Masyarakat Penggila Ikan

Penulis: Adang Chumaidi, 02 November 2022
image
Ikan bakar Bobara

Waktu makan merupakan waktu yang kubenci di setiap harinya. Bukan karena hidangan yang kita makan, bukan karena tempat makan yang kurang nyaman, bukan pula anak-anak kecil yang lari sana sini di dalam rumah, Bukan! Melainkan cerita tuan rumah (setiap tuan rumah yang kami kunjungi) yang membahas makanan di Batu Atas hanya ada ikan, sayurnya ya ikan, lauknya ya ikan. Kemudian dilanjutkan dengan membandingkan makanan di daratan atau di kota yang kita dapat memilih suka hati, entah ayam, sayuran, bahkan mie instan yang beraneka rasa. Untuk kesan pertama ya wajar. Mungkin tuan rumah hendak memaparkan keadaan di desa. Tapi obrolan tersebut berlangsung selama 3 bulan. Bayangkan di setiap makan kita membahas keluh kesah yang sama dibalut dengan rasa iri terhadap pulau tetangga. Dan anehnya ketika sayur, ayam, tahu dan tempe telah dihidangkan, tuan rumah malah berkeluh kesah tidak ada ikan. “lah maunya apa?”. Dari pengalaman tersebut, Tanya sana sini tentang makanan, bahkan sampai bertanya tentang rasa di setiap jenis ikan yang dibakar. Bisa kusimpulkan mayoritas masyarakat desa adalah “Penggila Ikan”

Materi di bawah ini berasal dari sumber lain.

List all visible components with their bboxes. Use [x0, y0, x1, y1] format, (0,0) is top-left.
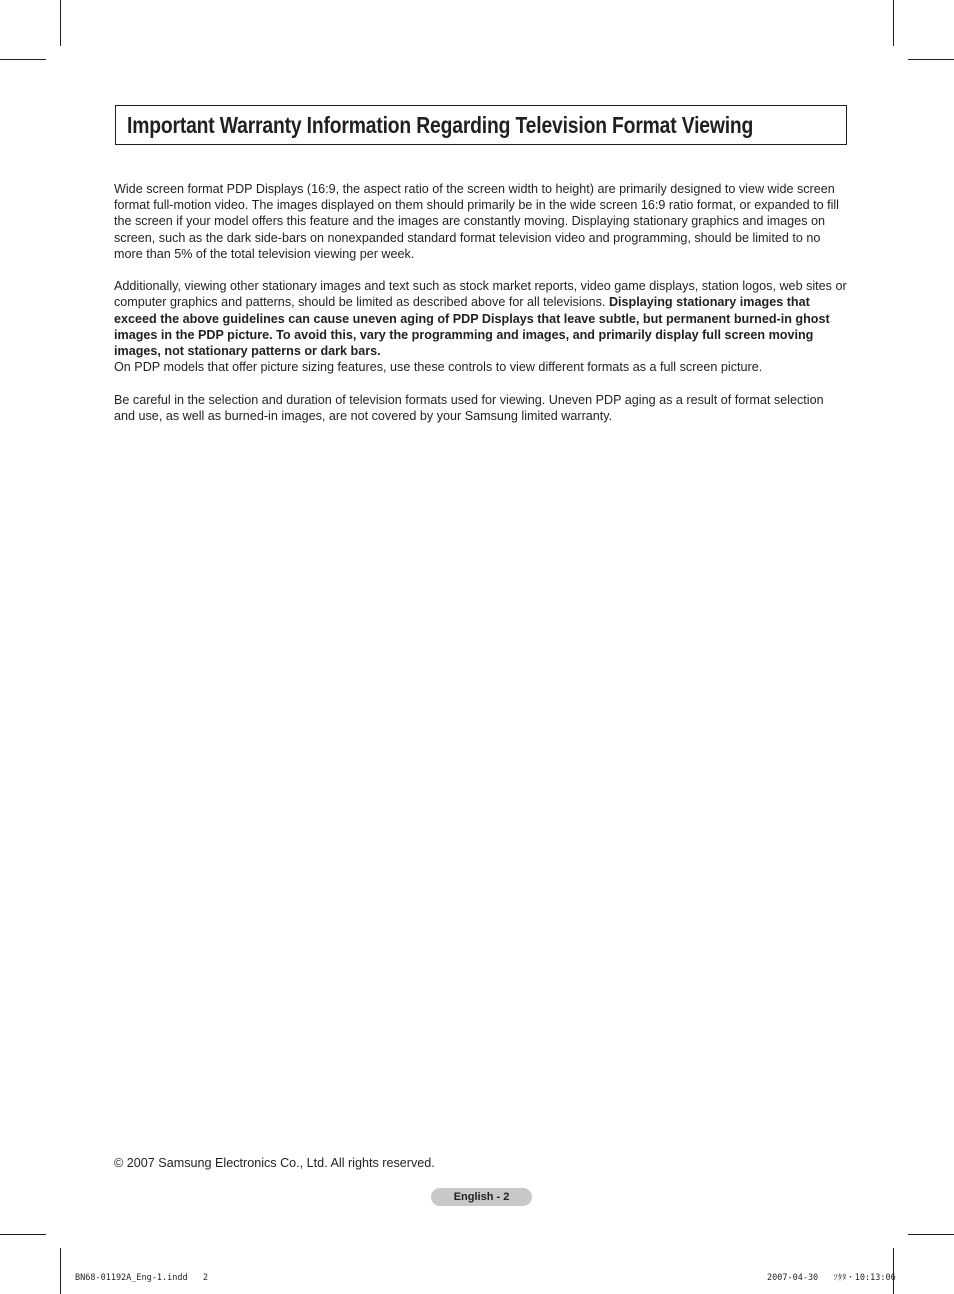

Mengikuti porsi makan warga desa merupakan tantangan besar bagi kami. Ditambah lagi rasa segan dari masing-masing pihak. Kita segan karena tidak makan sebanyak tuan rumah makan (takutnya beliau berfikir makanan tidak enak) dan rasa segan tuan rumah untuk menunjukkan porsi makannya (takutnya tidak sopan terhadap kami). Hal kocak tersebut berjalan selama 2 bulan dan kita baru bisa ngobrol nyaman kepada orang tua angkat kita di bulan ke 3 (karena sudah akrab dan tau kebiasaan dirumah). Jadi selama 2 bulan tuan rumah tidak bisa makan dengan kenyang selayaknya beliau makan dan kami kekenyangan setiap makanan kita tambah. Sungguh hal lucu yang kami obrolkan di gode-gode (lincak dalam bahasa jawa) depan rumah.

Selama 3 bulan kita tinggal didesa, kita masih focus tentang survey kebutuhan listrik, identifikasi masalah ekonomi yang di situ-situ saja, sosial yang penuh dengan kata “keluarga” dan “sepupu” di setiap obrolannya, budaya yang masih kental dengan pembahasan batu keramat di katoba mambulu (batu di puncak pulau) bahkan panasnya politik sepanas udara batu atas dibulan ke-4. Banyak kita temu kebiasaan, budaya dan acara kemasyarakatan yang unik. Anak-anak yang bekeliaran tanpa memakai baju dengan tujuan agar nanti anak menjadi pribadi yang kuat, budaya mengangkat seperangkat alat tidur (kasur, bantal, dipan dll) dan diarak ke rumah perempuan ketika menjelang pernikahan, kebiasaan anak muda joget disetiap speaker bluetooth di hidupkan, sampai porsi makan warga desa yang luar biasa banyak (setidaknya di pandangan kita). Tapi disisi lain budaya dan kekeluargaan di desa kita akui sangat lah kuat dan masih berjalan dengan baik. Budaya orang tua melarang anak perempuan atau laki-laki jalan bersama, kerajinan menenun untuk acara adat, gotong royong masyarakat ketika akan diadakannya acara pernikahan, baruga ataupun acara desa lainnya.